Why does an asymmetric cryptographic system work?


(Source: here)

As we increase the key length, the inverse operation exponentially becomes hard while the complexity of the forward operation increases only slowly. It is the hardness of the inverse operation (in conventional systems, the discrete logarithm problem: given y (which is = g^x mod p), g, and p (a large prime), find x) that makes asymmetric cryptography possible. To keep up with the ever increasing computing power, it forces to use longer key lengths.

For RSA 1024 or above. Can we do the job with smaller key while making the inverse operation hard? We need a curve which has a faster exponential growth for the inverse operation.

ECC (Elliptic Curve Cryptography) is the solution.


How is it possible? Both CC (Conventional Cryptography) and ECC use groups. The difference is how the group and its operation for ECC is defined. In CC, we use multiplicative groups of integer modulo p. In ECC, we actually use elliptic curves!

How does an EC look like? It has the form y^2 = x^3 + ax + b.

The points on the EC are the members of the group. Actually it has one extra member; it i the identity element and denoted by infinity. Addition of points is the group operation. But how exactly do we add points?

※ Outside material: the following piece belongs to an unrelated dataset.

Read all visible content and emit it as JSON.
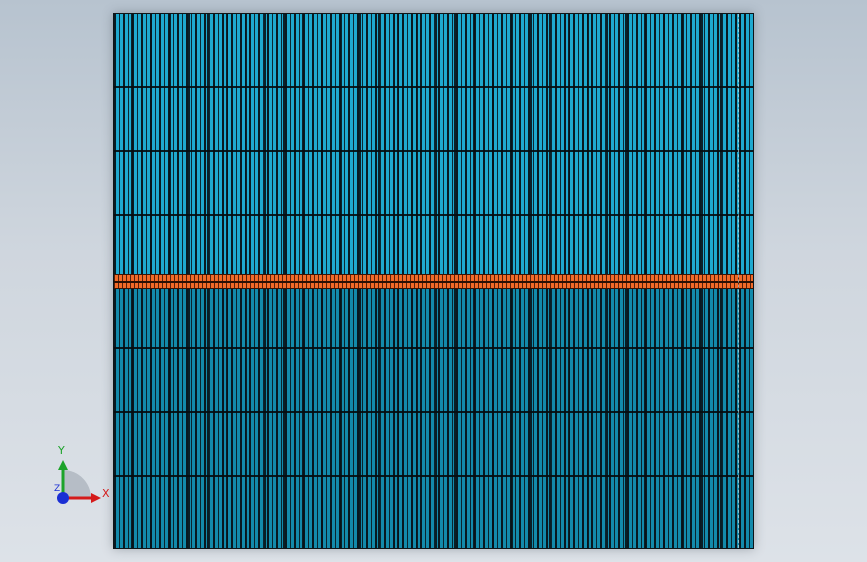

If P and Q are two on the EC, P + Q = -R where -R is the third point on the curve provided that the line passing through P and Q is not vertical. If it is vertical, there can be at most two points on the EC. Those two points have the form R and -R. For example R = (x, y) and -R = (x, -y).

What if we add a point to itself?


P + P = -R (draw a tangent, if it is not vertical, it will intersect the EC at one more point (which is R). The point of reflection is -R)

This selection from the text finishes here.